Autonomie


La question de l’autonomie est d’actualité : armes autonomes, voitures autonomes, justice rendue par algorithmes, robots journalistes, art et design robotisés, etc.

L’autonomie d’un être humain n’est jamais totale  (Luther, La Rochefoucauld, Freud…), et jamais nulle (Sartre, l’acte gratuit).

C’est vrai aussi pour les machines.





Deux publications récentes présentent cette variation « continue » de l’autonome, depuis « nulle » jusqu’à « totale » :



- Seidel et al. Autonomous Tools and Design. A Triple Loop Approach to Human-Machine Learning. Une équipe d’universitaires australiens.





- Scharre : Army of None. Un militaire qui a connu le terrain, un livre listant méthodiquement les différentes armes autonomes au fil des décennies.





Le modèle de Scharre comporte trois caractéristiques :











1 . L’homme est-il dans la boucle, sur la boucle ou en dehors de la boucle. Ici le troisième cas.



2. Les dimensions spatiale et temporelle de l’autonomie. Trois exemples : la flèche de Guillaume Tell ne vise qu’un point, proche, et à un moment donné ; le missile de croisière va loin et peut adapter sa trajectoire à ce que ses capteurs lui indiquent ; le drone « rôdeur » se voit affecter une zone d’intervention et une durée de mission.

3. Degré d’intelligence.
Scharre nous laisse un peu sur la faim. Pour un militaire, le « but » particulier découle assez simplement d’un but général. Cependant il peut tout de même y avoir des objectifs contraires/contradictoires :
- qui est vraiment la cible- préservation du drone et/ou protection contre la prise de contrôle par l’adversaire
- choix entre une mission plus large, plus rapide, ou plus longue;
Ne pas oublier que le rationnel a ses limites, dans la décision (dilemme du tramway) comme en mathématiques (Gödel).
En droit, le code est complété par la jurisprudence et l’intime conviction du juge… autrement dit, le « learning ».

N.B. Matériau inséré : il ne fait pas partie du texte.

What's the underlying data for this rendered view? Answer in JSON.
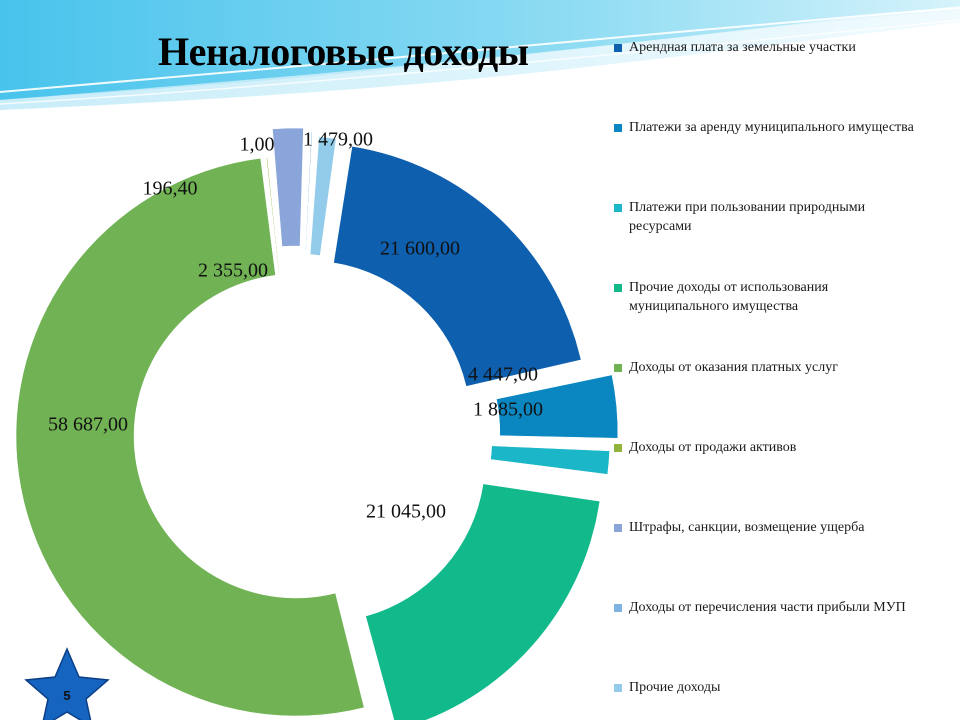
{
  "slide": {
    "page_number": "5"
  },
  "chart_data": {
    "type": "doughnut",
    "title": "Неналоговые доходы",
    "legend_position": "right",
    "series": [
      {
        "name": "Арендная плата за земельные участки",
        "value": 21600.0,
        "label": "21 600,00",
        "color": "#0e5fae"
      },
      {
        "name": "Платежи за аренду муниципального имущества",
        "value": 4447.0,
        "label": "4 447,00",
        "color": "#0a86c0"
      },
      {
        "name": "Платежи при пользовании природными ресурсами",
        "value": 1885.0,
        "label": "1 885,00",
        "color": "#1bb6c7"
      },
      {
        "name": "Прочие доходы от использования муниципального имущества",
        "value": 21045.0,
        "label": "21 045,00",
        "color": "#11b98b"
      },
      {
        "name": "Доходы от оказания платных услуг",
        "value": 58687.0,
        "label": "58 687,00",
        "color": "#70b254"
      },
      {
        "name": "Доходы от продажи активов",
        "value": 196.4,
        "label": "196,40",
        "color": "#90b33c"
      },
      {
        "name": "Штрафы, санкции, возмещение ущерба",
        "value": 2355.0,
        "label": "2 355,00",
        "color": "#8aa5d9"
      },
      {
        "name": "Доходы от перечисления части прибыли МУП",
        "value": 1.0,
        "label": "1,00",
        "color": "#7fb2e1"
      },
      {
        "name": "Прочие доходы",
        "value": 1479.0,
        "label": "1 479,00",
        "color": "#93ccea"
      }
    ]
  }
}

Le learning selon Seidel : on agit, et le modèle mental évolue en conséquence.







Si l’outil a une certaine autonomie, il dispose lui aussi d’un « modèle mental » qui évolue au fil de l’action. Et il y a interaction entre ce modèle et celui du designer.


L’autonomie va de pair avec la connexion. En particulier, les véhicules autonomes se connectent en petits groupes (« platoons ») et sont reliés aux systèmes régionaux de régulation de la circulation automobile.

La démocratie est une forme évoluée de combinaison entre les citoyens, « libres et égaux »

Par son vote, le citoyen délègue une part de sa liberté, de son autonomie. Même s’il est « dans l’opposition », il se soumet à l’autorité de l’État, participe à son action (y compris militaire)
Il est donc complice, plus ou moins profondément, du pouvoir.

A l’heure des réseaux sociaux, comment redonner force à cette complicité, essentielle.